The Trust's actual results could differ materially from those anticipated in these forward-looking statements as a result of the risk factors set forth below and included in the Trust's Annual Information Form for the year ended December 31, 2014 ("AIF") available on SEDAR at www.sedar.com:

  • volatility of oil, natural gas and NGL prices;
  • changes in commodity supply and demand;
  • fluctuations in currency and interest rates;
  • inherent risks and changes in costs associated in the development of petroleum properties;
  • ultimate recoverability of reserves;
  • timing, results and costs of drilling and production activities;
  • availability of financing and capital;
  • the regulatory framework governing taxes in the U.S. and Canada and the Trust's status as a "mutual fund trust": and a "SIFT" trust; and
  • new regulations and legislation that apply to the Trust and the operations of its subsidiaries.

Additional risks and uncertainties affecting the Trust are contained in the Trust's AIF under the heading "Risk Factors".

As a result of these risks, actual performance and financial results in 2015 may differ materially from any projections of future performance or results expressed or implied by these forward‐looking statements. Eagle's production rates, operating costs, 2015 capital budget, funds flow, field netbacks, decline rates, reserves volumes and values, and the Trust's distributions are subject to change in light of ongoing results, prevailing economic circumstances, obtaining regulatory approvals, commodity prices, exchange rates and industry conditions and regulations. New factors emerge from time to time, and it is not possible for management to predict all of these factors or to assess, in advance, the impact of each such factor on the Trust's business, or the extent to which any factor, or combination of factors, may cause actual results to differ materially from those contained in any forward looking statement.

Undue reliance should not be placed on forward-looking statements, which are inherently uncertain, are based on estimates and assumptions, and are subject to known and unknown risks and uncertainties (both general and specific) that contribute to the possibility that the future events or circumstances contemplated by the forward looking statements will not occur. Although Management believes that the expectations conveyed by the forward-looking statements are reasonable based on information available to it on the date the forward-looking statements were made, there can be no assurance that the plans, intentions or expectations upon which forward-looking statements are based will in fact be realized. Actual results will differ, and the difference may be material and adverse to the Trust and its unitholders. The Trust does not undertake any obligation, except as required by applicable securities legislation, to update publicly or to revise any of the included forward-looking statements, whether as a result of new information, future events or otherwise.

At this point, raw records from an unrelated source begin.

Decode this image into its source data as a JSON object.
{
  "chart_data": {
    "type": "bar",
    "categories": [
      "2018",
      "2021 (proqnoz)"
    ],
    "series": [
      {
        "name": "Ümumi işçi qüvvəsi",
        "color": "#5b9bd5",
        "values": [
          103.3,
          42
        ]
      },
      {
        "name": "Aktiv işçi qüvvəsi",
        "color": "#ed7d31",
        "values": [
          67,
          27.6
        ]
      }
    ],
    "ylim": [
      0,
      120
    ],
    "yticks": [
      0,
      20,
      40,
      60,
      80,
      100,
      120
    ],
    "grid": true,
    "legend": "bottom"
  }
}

Note regarding barrel of oil equivalency

This news release contains disclosure expressed as "boe" or "boe/d". All oil and natural gas equivalency volumes have been derived using the conversion ratio of six thousand cubic feet ("Mcf") of natural gas to one barrel ("bbl") of oil. Equivalency measures may be misleading, particularly if used in isolation. A conversion ratio of 6 Mcf: 1 bbl is based on an energy equivalency conversion method primarily applicable at the burner tip and does not represent a value equivalency at the well head. In addition, given that the value ratio based on the current price of oil as compared to natural gas is significantly different from the energy equivalent of six to one, utilizing a boe conversion ratio of 6 Mcf: 1 bbl would be misleading as an indication of value.

About Eagle Energy Trust

Eagle is an oil and gas energy trust created to provide investors with a sustainable business while delivering moderate growth in production and overall growth through accretive acquisitions. Eagle's units are traded on the Toronto Stock Exchange under the symbol EGL.UN.

All material information about Eagle may be found on its website at www.eagleenergytrust.com or under Eagle's issuer profile at www.sedar.com.